FineVAU: A Novel Human-Aligned Benchmark for Fine-Grained Video Anomaly Understanding

Video Anomaly Understanding (VAU) is a novel task focused on describing unusual occurrences in videos. Despite growing interest, the evaluation of VAU remains an open challenge. Existing benchmarks rely on n-gram-based metrics (e.g., BLEU, ROUGE-L) or LLM-based evaluation. The first fails to capture the rich, free-form, and visually grounded nature of LVLM responses, while the latter focuses on assessing language quality over factual relevance, often resulting in subjective judgments that are misaligned with human perception. In this work, we address this issue by proposing FineVAU, a new benchmark for VAU that shifts the focus towards rich, fine-grained and domain-specific understanding of anomalous videos. We formulate VAU as a three-fold problem, with the goal of comprehensively understanding key descriptive elements of anomalies in video: events (What), participating entities (Who) and location (Where). Our benchmark introduces a) FVScore, a novel, human-aligned evaluation metric that assesses the presence of critical visual elements in LVLM answers, providing interpretable, fine-grained feedback; and b) FineW3, a novel, comprehensive dataset curated through a structured and fully automatic procedure that augments existing human annotations with high quality, fine-grained visual information. Human evaluation reveals that our proposed metric has a superior alignment with human perception of anomalies in comparison to current approaches. Detailed experiments on FineVAU unveil critical limitations in LVLM's ability to perceive anomalous events that require spatial and fine-grained temporal understanding, despite strong performance on coarse grain, static information, and events with strong visual cues.

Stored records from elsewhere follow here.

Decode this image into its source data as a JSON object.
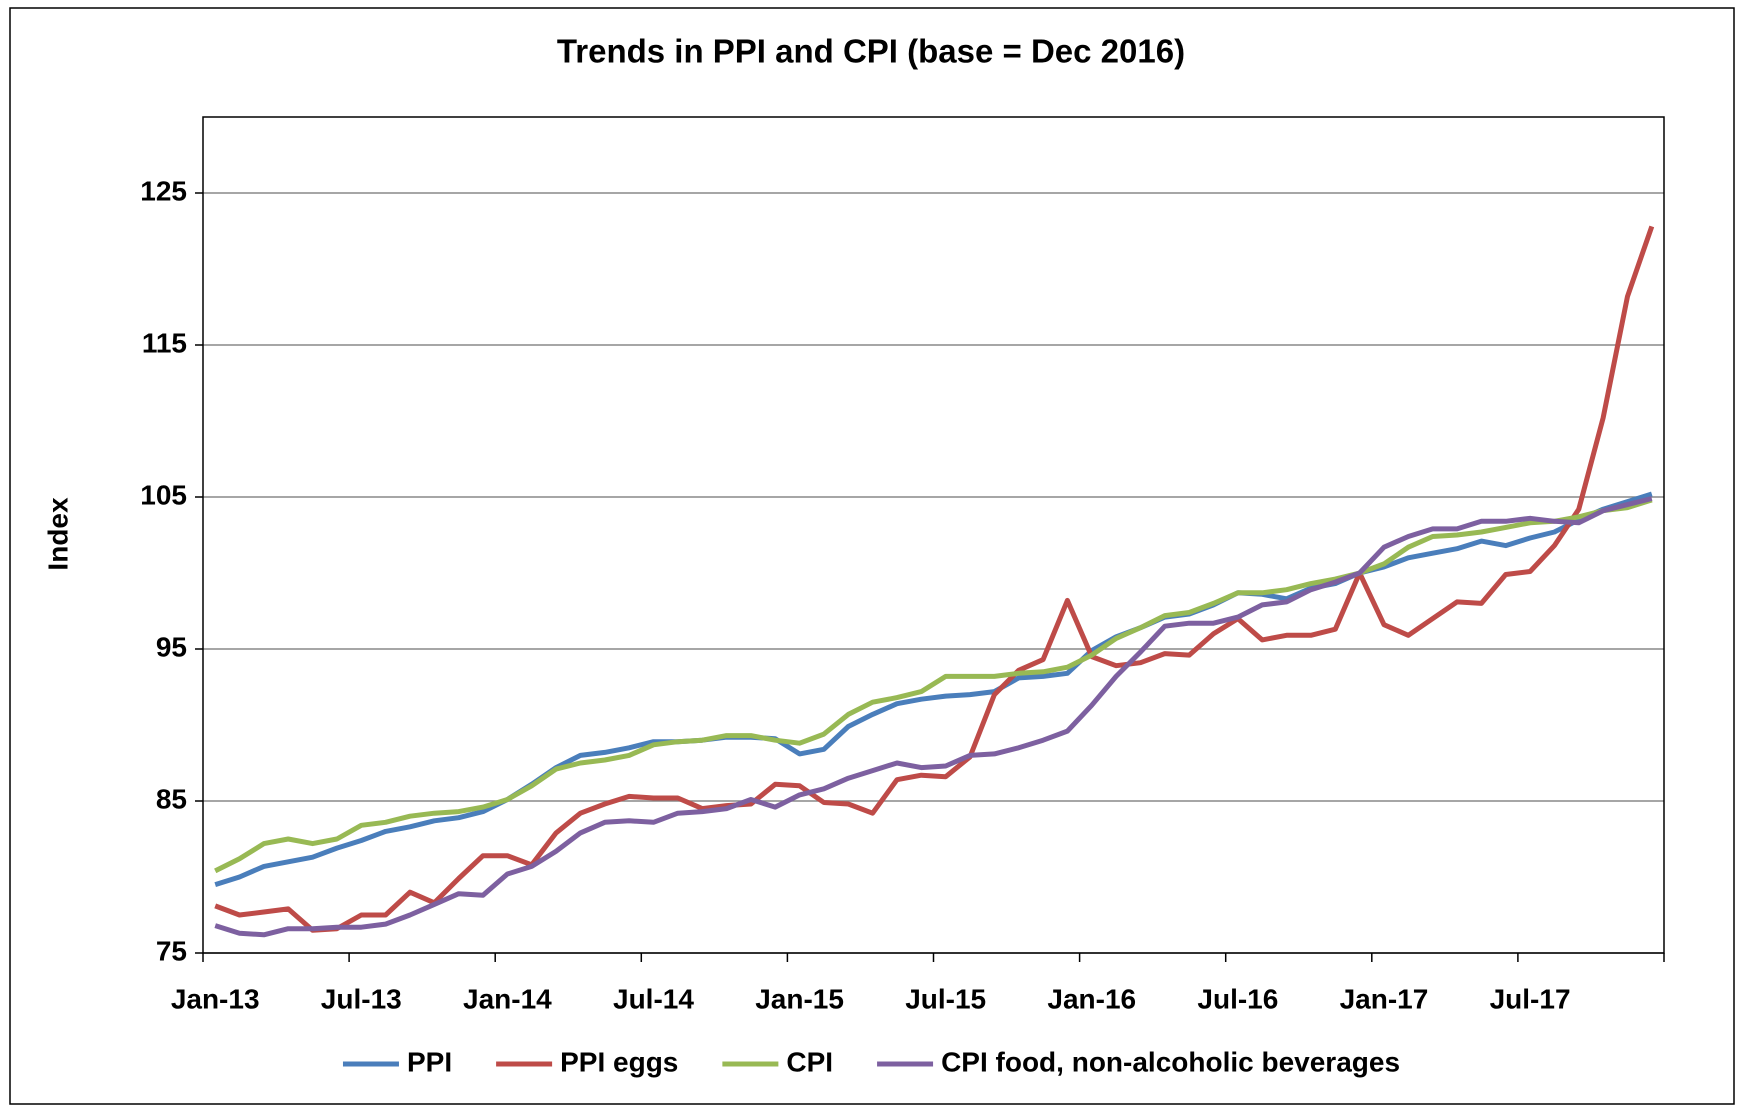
{
  "chart_data": {
    "type": "line",
    "title": "Trends in PPI and CPI (base = Dec 2016)",
    "y_label": "Index",
    "categories": [
      "Jan-13",
      null,
      null,
      null,
      null,
      null,
      "Jul-13",
      null,
      null,
      null,
      null,
      null,
      "Jan-14",
      null,
      null,
      null,
      null,
      null,
      "Jul-14",
      null,
      null,
      null,
      null,
      null,
      "Jan-15",
      null,
      null,
      null,
      null,
      null,
      "Jul-15",
      null,
      null,
      null,
      null,
      null,
      "Jan-16",
      null,
      null,
      null,
      null,
      null,
      "Jul-16",
      null,
      null,
      null,
      null,
      null,
      "Jan-17",
      null,
      null,
      null,
      null,
      null,
      "Jul-17",
      null,
      null,
      null,
      null,
      null
    ],
    "ylim": [
      75,
      130
    ],
    "yticks": [
      75,
      85,
      95,
      105,
      115,
      125
    ],
    "grid": true,
    "legend": "bottom",
    "series": [
      {
        "name": "PPI",
        "color": "#4a7ebb",
        "values": [
          79.5,
          80.0,
          80.7,
          81.0,
          81.3,
          81.9,
          82.4,
          83.0,
          83.3,
          83.7,
          83.9,
          84.3,
          85.1,
          86.1,
          87.2,
          88.0,
          88.2,
          88.5,
          88.9,
          88.9,
          89.0,
          89.2,
          89.2,
          89.1,
          88.1,
          88.4,
          89.9,
          90.7,
          91.4,
          91.7,
          91.9,
          92.0,
          92.2,
          93.1,
          93.2,
          93.4,
          94.9,
          95.8,
          96.4,
          97.1,
          97.3,
          97.9,
          98.7,
          98.6,
          98.3,
          99.0,
          99.3,
          100.0,
          100.4,
          101.0,
          101.3,
          101.6,
          102.1,
          101.8,
          102.3,
          102.7,
          103.5,
          104.2,
          104.7,
          105.2
        ]
      },
      {
        "name": "PPI eggs",
        "color": "#be4b48",
        "values": [
          78.1,
          77.5,
          77.7,
          77.9,
          76.5,
          76.6,
          77.5,
          77.5,
          79.0,
          78.3,
          79.9,
          81.4,
          81.4,
          80.8,
          82.9,
          84.2,
          84.8,
          85.3,
          85.2,
          85.2,
          84.5,
          84.7,
          84.8,
          86.1,
          86.0,
          84.9,
          84.8,
          84.2,
          86.4,
          86.7,
          86.6,
          87.9,
          92.0,
          93.6,
          94.3,
          98.2,
          94.5,
          93.9,
          94.1,
          94.7,
          94.6,
          96.0,
          97.0,
          95.6,
          95.9,
          95.9,
          96.3,
          100.0,
          96.6,
          95.9,
          97.0,
          98.1,
          98.0,
          99.9,
          100.1,
          101.8,
          104.2,
          110.2,
          118.2,
          122.8
        ]
      },
      {
        "name": "CPI",
        "color": "#98b954",
        "values": [
          80.4,
          81.2,
          82.2,
          82.5,
          82.2,
          82.5,
          83.4,
          83.6,
          84.0,
          84.2,
          84.3,
          84.6,
          85.1,
          86.0,
          87.1,
          87.5,
          87.7,
          88.0,
          88.7,
          88.9,
          89.0,
          89.3,
          89.3,
          89.0,
          88.8,
          89.4,
          90.7,
          91.5,
          91.8,
          92.2,
          93.2,
          93.2,
          93.2,
          93.4,
          93.5,
          93.8,
          94.6,
          95.7,
          96.4,
          97.2,
          97.4,
          98.0,
          98.7,
          98.7,
          98.9,
          99.3,
          99.6,
          100.0,
          100.6,
          101.7,
          102.4,
          102.5,
          102.7,
          103.0,
          103.3,
          103.4,
          103.7,
          104.1,
          104.3,
          104.8
        ]
      },
      {
        "name": "CPI food, non-alcoholic beverages",
        "color": "#7d60a0",
        "values": [
          76.8,
          76.3,
          76.2,
          76.6,
          76.6,
          76.7,
          76.7,
          76.9,
          77.5,
          78.2,
          78.9,
          78.8,
          80.2,
          80.7,
          81.7,
          82.9,
          83.6,
          83.7,
          83.6,
          84.2,
          84.3,
          84.5,
          85.1,
          84.6,
          85.4,
          85.8,
          86.5,
          87.0,
          87.5,
          87.2,
          87.3,
          88.0,
          88.1,
          88.5,
          89.0,
          89.6,
          91.3,
          93.2,
          94.8,
          96.5,
          96.7,
          96.7,
          97.1,
          97.9,
          98.1,
          98.9,
          99.4,
          100.0,
          101.7,
          102.4,
          102.9,
          102.9,
          103.4,
          103.4,
          103.6,
          103.4,
          103.3,
          104.1,
          104.5,
          104.9
        ]
      }
    ]
  }
}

翻译：视频异常理解（VAU）是一项专注于描述视频中异常事件的新任务。尽管关注度日益增长，但VAU的评估仍是一个开放的挑战。现有基准依赖于基于n-gram的指标（例如BLEU、ROUGE-L）或基于LLM的评估。前者无法捕捉LVLM响应丰富、自由形式且基于视觉的特性，而后者侧重于评估语言质量而非事实相关性，通常导致与人类感知不一致的主观判断。在本工作中，我们通过提出FineVAU来解决这一问题，这是一个新的VAU基准，它将重点转向对异常视频的丰富、细粒度和特定领域的理解。我们将VAU表述为一个三方面的问题，目标是全面理解视频中异常的关键描述性要素：事件（何事）、参与实体（何人）和位置（何处）。我们的基准引入了：a) FVScore，一种新颖的、与人类对齐的评估指标，用于评估LVLM答案中关键视觉要素的存在性，提供可解释的、细粒度的反馈；以及b) FineW3，一个新颖的、全面的数据集，通过结构化的全自动流程构建，该流程利用高质量的细粒度视觉信息增强了现有的人工标注。人工评估表明，与当前方法相比，我们提出的指标在与人类对异常感知的对齐方面具有优越性。在FineVAU上的详细实验揭示了LVLM在感知需要空间和细粒度时间理解的异常事件方面的关键局限性，尽管其在粗粒度、静态信息以及具有强烈视觉线索的事件上表现出色。